We hit the ground with bone-jarring force. The doors fall open. We've landed in the center of Prospect Park, that great green emerald at the heart of New Harmony. Ahead, on the northeastern edge, are the white and stately government ministries of Parliament Hill. I hope we're not too late.
Marines in front of me charge out into the green, weapons at the ready, only to be cut down by sniper fire from rooftops far away. An officer next to me is killed instantly, even before she's unbuckled her harness. Her blood is sprayed across the pod walls. Across my face.
Captain Bashir grabs my shoulder and half pulls, half throws me out of the pod and into the bright sunlight as his soldiers return fire. He presses me down, in shock as I am, against the rear of the dropbox for cover. As my eyes adjust, I see Rhoda and Careena are both with me.
Our soldiers return fire, blowing the rooftop to pieces with powerful rifles, killing the enemy snipers. But already it's clear how precarious the situation is. Several buildings on Parliament Hill are on fire and there's the constant staccato of gunfire echoing from the streets. Black smoke is rolling into the sky. The last line of city constables has taken cover behind the great marble columns fronting the Temporal Affairs building. They're being overrun even as we watch.
Bashir gives the order and his men and women charge up the gently sloping hillside of the park. To their credit they
never hesitate, even while they have the inferior ground and are taking heavy fire with heavy losses. I start to follow, but the captain holds me back with a hand.
"You should remain here, Miss Mendelssohn. You'll be safe here until this is over."

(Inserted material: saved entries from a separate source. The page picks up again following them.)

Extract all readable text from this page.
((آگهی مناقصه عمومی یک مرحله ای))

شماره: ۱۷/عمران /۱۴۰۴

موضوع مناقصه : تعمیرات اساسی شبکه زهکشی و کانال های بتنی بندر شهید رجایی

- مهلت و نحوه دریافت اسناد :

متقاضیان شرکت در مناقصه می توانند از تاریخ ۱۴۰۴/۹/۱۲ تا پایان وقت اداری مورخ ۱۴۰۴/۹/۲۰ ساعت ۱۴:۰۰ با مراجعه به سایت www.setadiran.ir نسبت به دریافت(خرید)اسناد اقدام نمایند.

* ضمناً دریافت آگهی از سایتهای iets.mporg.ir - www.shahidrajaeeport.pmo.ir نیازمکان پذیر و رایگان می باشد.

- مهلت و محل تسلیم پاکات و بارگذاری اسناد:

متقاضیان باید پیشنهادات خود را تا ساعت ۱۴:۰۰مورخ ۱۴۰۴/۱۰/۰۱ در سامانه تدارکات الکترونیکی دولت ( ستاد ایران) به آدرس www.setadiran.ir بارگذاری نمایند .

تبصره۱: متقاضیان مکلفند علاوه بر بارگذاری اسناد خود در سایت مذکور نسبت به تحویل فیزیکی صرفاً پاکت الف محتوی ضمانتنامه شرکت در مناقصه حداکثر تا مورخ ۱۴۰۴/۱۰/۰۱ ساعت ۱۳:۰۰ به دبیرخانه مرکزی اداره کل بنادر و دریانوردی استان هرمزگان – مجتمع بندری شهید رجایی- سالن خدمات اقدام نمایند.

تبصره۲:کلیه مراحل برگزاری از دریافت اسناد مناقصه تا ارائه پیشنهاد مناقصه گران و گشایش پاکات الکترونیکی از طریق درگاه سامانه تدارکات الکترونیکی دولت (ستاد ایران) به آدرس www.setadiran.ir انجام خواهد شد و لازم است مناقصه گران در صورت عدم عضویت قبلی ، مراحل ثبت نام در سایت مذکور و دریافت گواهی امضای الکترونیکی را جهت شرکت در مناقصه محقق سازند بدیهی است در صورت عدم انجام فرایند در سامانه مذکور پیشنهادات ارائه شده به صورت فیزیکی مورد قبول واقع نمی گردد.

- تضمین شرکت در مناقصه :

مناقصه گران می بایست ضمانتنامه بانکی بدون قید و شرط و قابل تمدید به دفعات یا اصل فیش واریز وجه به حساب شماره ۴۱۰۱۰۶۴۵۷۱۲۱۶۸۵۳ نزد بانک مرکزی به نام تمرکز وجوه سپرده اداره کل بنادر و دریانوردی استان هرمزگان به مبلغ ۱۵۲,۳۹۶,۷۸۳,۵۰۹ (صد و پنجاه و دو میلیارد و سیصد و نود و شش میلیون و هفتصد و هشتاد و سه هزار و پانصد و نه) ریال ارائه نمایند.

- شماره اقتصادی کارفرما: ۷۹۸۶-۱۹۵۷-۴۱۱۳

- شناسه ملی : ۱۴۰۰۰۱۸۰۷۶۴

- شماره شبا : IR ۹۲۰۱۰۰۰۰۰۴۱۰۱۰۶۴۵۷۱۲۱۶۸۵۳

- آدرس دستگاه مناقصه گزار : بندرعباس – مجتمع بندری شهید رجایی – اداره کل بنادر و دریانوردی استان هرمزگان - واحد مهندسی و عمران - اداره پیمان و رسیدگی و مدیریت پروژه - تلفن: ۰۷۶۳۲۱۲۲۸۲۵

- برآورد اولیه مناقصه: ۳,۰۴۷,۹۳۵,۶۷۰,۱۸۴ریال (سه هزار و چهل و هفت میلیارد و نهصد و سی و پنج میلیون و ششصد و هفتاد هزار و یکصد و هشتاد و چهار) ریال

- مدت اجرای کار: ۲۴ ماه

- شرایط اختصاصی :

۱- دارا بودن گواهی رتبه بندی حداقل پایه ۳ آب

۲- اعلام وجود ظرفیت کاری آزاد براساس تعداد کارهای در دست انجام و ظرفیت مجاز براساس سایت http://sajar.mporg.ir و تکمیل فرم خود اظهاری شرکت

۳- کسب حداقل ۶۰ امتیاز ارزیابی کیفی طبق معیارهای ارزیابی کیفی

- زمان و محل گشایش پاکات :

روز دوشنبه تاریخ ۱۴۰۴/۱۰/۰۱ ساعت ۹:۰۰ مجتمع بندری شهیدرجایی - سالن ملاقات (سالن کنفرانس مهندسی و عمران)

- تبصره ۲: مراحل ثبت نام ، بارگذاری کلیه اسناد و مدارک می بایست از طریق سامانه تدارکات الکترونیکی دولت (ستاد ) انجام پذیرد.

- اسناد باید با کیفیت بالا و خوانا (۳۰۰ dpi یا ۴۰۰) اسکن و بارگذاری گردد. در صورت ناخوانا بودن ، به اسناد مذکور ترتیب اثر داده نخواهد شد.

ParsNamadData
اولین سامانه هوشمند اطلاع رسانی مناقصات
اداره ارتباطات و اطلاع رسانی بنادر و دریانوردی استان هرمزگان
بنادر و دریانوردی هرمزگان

"With all due respect, captain," I say. "If this is how the universe ends, I have no desire to be remembered as a spectator."
He understands.
We follow behind the front line marines and enter the urban blocks and plazas of the ministry buildings. A brutal shootout ensues as the battle is fought block by block. We've easily already lost two-thirds of our soldiers, but the Red Man's forces have been heavily depleted as well.
As we round a corner, I'm unprepared for the scene on the streets. Bodies are strewn everywhere, and not all are combatants. In such a busy district, it was inevitable that there would be collateral damage. Glass from windows litter the sidewalks. Children, who only an hour ago were bored on educational school trips, are now crouched in alleys, tears streaking their young faces.
The anger boils inside me like a tempest. I can't explain it; I should be afraid. I should want to run away, to flee. But the only thought going through my mind right now is that Patmos will pay for this, that I'd march into the very forges of hell for the opportunity to strike him down, to pass judgment on his soul, whether or not such a right was mine to pass. A wiser version of myself may have been more careful what she wished for.
We reach the foot of the ministry. No one is here. They must already be inside. Several of the facade columns have been blasted apart and the bodies of the defenders lie on the steps, some of whom I remember from my last visit. The lifeless form of Private Grimalkin sits only a few meters away from me, his blood spilling step over step over step down the ivory staircase.
I know Bashir would prefer to regroup before storming the building, to lay out a plan, but there's no time; Patmos need only reach the Chronos Imperium and all our fighting, all our sacrifice, and the sacrifice of the city constables who laid down their lives to buy us the time we needed to get here, will have been for nothing.